[Date Prev][Date Next][Thread Prev][Thread Next][Date Index][Thread Index]
Re: Is copy_string_contents in emacs-module.h give us a proper UTF-8 str
From: |
Eli Zaretskii |
Subject: |
Re: Is copy_string_contents in emacs-module.h give us a proper UTF-8 string? |
Date: |
Thu, 08 Oct 2020 10:38:13 +0300 |
> Date: Thu, 8 Oct 2020 14:09:53 +0800 (CST)

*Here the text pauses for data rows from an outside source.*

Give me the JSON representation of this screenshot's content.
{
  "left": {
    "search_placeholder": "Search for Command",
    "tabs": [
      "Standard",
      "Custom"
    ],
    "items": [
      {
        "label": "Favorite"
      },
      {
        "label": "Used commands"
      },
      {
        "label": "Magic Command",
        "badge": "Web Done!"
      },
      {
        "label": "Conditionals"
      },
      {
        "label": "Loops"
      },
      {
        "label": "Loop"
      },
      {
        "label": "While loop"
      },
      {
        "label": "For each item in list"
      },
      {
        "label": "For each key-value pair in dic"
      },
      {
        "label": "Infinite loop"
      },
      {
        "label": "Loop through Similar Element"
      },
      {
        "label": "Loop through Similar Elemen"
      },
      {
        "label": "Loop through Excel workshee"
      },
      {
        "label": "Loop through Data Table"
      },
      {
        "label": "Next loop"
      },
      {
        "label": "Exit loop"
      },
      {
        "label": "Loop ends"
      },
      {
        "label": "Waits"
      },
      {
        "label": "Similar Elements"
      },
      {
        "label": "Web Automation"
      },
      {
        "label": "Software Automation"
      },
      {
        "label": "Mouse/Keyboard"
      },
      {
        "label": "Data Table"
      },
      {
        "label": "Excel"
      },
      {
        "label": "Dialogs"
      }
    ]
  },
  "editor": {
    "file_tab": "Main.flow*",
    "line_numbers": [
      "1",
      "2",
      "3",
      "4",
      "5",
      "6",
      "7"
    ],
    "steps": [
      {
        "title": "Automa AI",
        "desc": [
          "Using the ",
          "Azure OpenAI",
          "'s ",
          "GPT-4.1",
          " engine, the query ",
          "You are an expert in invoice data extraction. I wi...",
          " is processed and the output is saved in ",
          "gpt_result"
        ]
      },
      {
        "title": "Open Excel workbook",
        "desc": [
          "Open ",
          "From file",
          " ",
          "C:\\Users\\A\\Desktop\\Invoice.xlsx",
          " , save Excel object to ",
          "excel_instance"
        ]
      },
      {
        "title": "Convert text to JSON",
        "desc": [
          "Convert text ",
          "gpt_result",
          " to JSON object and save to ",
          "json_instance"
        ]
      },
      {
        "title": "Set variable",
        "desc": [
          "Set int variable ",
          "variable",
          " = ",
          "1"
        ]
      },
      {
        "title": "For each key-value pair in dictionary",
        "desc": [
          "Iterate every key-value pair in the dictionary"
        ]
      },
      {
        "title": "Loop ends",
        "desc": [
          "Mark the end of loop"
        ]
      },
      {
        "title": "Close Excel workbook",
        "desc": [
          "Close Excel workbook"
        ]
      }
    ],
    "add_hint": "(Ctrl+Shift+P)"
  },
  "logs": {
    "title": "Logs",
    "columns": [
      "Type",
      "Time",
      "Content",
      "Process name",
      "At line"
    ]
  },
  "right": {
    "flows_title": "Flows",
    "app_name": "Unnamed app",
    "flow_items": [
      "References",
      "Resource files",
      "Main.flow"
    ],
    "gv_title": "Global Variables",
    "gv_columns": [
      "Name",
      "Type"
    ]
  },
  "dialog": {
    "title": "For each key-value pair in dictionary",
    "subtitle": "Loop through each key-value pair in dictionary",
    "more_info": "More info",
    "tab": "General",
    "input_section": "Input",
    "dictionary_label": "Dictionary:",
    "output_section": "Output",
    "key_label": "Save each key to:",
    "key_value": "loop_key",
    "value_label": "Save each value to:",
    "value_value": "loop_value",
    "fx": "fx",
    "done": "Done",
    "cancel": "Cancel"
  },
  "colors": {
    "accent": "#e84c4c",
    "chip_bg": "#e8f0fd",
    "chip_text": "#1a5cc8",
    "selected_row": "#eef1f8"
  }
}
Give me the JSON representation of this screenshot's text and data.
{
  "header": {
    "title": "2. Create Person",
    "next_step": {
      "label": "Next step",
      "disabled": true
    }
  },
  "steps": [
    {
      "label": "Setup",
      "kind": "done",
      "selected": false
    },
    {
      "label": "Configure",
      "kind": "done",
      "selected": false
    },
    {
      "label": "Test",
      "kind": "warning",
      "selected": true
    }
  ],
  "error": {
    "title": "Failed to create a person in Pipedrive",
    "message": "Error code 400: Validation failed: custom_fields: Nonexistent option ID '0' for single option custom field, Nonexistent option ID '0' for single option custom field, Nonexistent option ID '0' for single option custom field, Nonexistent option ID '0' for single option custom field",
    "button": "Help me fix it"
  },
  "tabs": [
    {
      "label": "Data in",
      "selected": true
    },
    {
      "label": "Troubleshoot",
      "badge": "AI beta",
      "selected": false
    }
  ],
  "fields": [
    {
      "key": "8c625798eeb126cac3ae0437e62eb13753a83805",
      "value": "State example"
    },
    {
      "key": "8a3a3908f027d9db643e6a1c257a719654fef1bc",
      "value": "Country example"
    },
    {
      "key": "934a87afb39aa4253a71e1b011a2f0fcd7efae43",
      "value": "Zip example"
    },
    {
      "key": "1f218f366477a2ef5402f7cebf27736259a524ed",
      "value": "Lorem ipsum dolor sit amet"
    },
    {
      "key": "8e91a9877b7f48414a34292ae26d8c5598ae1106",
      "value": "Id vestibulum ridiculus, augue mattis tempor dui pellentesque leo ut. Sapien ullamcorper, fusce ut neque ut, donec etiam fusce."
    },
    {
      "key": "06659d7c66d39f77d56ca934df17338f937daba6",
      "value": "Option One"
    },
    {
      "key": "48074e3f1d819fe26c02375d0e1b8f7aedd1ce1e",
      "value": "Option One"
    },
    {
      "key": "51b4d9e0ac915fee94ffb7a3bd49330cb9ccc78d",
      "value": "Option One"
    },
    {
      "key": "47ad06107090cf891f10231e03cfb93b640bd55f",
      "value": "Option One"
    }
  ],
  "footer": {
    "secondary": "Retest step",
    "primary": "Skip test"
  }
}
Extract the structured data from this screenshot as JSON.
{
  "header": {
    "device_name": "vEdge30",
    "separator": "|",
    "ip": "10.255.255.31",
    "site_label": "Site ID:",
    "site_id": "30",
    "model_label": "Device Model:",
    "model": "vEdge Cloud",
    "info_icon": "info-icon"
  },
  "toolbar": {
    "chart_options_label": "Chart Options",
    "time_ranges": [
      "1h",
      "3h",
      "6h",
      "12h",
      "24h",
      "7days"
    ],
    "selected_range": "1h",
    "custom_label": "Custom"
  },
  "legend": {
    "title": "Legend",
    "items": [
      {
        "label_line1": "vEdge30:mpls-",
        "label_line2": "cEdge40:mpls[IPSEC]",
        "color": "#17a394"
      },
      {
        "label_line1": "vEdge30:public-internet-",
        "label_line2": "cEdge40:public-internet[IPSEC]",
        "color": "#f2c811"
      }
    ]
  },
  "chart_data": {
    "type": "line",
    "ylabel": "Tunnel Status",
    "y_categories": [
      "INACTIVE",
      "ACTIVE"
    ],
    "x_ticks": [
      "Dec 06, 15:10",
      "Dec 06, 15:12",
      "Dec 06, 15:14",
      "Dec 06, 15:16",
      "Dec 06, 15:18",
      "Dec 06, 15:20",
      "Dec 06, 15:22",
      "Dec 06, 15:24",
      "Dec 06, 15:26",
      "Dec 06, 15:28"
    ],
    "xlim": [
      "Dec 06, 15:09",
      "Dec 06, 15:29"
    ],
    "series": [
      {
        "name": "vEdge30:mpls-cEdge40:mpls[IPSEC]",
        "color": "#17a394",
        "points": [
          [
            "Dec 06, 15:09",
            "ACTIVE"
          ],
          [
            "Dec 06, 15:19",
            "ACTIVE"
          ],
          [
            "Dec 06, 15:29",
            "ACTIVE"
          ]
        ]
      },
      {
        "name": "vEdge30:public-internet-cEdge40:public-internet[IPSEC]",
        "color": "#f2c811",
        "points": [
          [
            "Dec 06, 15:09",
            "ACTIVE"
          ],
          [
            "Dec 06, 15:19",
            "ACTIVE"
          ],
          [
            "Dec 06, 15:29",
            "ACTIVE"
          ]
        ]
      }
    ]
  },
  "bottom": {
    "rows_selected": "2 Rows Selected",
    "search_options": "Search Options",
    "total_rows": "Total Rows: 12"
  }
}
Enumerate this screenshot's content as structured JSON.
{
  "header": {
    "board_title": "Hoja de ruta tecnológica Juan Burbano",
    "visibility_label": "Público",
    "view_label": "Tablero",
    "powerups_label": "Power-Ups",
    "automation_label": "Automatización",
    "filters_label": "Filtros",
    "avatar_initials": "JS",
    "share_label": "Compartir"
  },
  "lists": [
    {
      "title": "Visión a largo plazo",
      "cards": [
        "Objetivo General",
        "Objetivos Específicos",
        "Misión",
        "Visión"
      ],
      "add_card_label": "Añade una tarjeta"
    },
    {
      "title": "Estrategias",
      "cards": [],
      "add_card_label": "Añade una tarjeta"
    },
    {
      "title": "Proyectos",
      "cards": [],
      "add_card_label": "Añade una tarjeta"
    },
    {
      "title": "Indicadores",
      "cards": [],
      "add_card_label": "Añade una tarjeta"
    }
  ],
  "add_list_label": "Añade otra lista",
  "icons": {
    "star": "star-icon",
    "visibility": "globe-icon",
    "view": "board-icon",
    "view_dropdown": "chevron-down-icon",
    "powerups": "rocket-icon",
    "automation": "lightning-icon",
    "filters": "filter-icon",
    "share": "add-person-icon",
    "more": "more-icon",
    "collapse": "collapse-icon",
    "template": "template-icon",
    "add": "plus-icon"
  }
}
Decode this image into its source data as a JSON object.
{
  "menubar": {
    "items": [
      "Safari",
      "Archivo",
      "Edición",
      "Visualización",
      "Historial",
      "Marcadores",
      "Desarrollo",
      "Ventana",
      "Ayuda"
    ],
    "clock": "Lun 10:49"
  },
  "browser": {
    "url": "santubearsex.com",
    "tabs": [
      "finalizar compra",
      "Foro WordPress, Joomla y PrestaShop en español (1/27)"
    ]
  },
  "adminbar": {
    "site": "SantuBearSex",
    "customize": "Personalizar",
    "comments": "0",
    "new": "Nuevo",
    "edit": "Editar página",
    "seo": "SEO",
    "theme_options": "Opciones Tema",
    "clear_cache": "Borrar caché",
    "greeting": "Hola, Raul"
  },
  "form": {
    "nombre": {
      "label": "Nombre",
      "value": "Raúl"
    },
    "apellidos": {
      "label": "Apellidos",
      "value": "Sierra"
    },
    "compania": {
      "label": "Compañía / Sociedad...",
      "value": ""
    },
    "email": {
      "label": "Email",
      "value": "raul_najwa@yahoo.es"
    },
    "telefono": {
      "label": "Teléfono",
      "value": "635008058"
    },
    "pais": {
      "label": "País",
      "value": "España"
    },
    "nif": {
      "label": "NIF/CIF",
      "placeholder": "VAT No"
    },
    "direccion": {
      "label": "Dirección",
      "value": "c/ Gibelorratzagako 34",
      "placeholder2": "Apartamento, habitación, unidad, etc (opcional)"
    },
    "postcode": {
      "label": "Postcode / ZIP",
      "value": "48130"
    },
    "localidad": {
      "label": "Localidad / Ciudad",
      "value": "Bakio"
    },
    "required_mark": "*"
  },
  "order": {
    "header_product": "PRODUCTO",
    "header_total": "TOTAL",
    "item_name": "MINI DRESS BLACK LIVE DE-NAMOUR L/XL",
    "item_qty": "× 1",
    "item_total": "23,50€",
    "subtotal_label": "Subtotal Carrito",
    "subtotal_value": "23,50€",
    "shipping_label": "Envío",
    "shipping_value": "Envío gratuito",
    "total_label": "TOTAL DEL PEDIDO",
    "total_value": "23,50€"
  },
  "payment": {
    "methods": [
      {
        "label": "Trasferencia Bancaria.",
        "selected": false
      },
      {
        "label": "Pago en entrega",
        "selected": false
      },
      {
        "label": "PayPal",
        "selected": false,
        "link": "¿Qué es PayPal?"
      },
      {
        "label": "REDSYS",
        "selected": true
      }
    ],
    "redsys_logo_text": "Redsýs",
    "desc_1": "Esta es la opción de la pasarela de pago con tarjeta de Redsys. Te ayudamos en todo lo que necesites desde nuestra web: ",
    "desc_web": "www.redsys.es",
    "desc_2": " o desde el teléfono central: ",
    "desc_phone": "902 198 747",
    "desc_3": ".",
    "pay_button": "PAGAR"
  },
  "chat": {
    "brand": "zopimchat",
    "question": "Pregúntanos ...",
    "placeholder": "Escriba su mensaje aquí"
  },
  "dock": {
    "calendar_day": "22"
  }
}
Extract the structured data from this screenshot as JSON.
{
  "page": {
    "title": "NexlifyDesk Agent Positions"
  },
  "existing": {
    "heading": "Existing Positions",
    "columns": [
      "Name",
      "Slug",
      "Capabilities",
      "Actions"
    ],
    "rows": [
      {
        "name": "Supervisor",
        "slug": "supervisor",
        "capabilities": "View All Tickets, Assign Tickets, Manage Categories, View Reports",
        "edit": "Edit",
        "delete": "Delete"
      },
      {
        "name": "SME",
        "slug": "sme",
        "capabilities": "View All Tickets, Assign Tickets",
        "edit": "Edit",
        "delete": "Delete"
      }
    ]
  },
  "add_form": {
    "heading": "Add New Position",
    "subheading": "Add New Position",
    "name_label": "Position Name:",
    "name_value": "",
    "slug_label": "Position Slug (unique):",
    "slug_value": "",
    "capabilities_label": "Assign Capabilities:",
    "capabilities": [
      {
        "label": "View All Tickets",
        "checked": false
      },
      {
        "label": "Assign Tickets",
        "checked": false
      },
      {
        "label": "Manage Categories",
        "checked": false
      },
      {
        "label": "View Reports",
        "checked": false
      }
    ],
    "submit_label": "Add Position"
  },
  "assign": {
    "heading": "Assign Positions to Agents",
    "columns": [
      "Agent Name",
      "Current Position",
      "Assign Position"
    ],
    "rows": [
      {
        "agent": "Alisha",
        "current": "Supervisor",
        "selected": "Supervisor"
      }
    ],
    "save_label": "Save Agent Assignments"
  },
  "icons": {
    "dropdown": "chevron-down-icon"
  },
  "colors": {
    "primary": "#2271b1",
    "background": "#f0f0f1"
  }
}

> From: "Zhu Zihao" <all_but_last@163.com>
>
> To support this multitude of characters and scripts, Emacs closely
> follows the “Unicode Standard”. The Unicode Standard assigns a unique
> number, called a “codepoint”, to each and every character. The range of
> codepoints defined by Unicode, or the Unicode “codespace”, is
> ‘0..#x10FFFF’ (in hexadecimal notation), inclusive. Emacs extends this
> range with codepoints in the range ‘#x110000..#x3FFFFF’, which it uses
> for representing characters that are not unified with Unicode and “raw
> 8-bit bytes” that cannot be interpreted as characters. Thus, a
> character codepoint in Emacs is a 22-bit integer.
>
> Will "copy_string_contents" always give us a proper UTF-8 string. Or it will
> give us a mix of bytevector and
> UTF8?
If the original string includes raw bytes, copy_string_contents will
signal an error.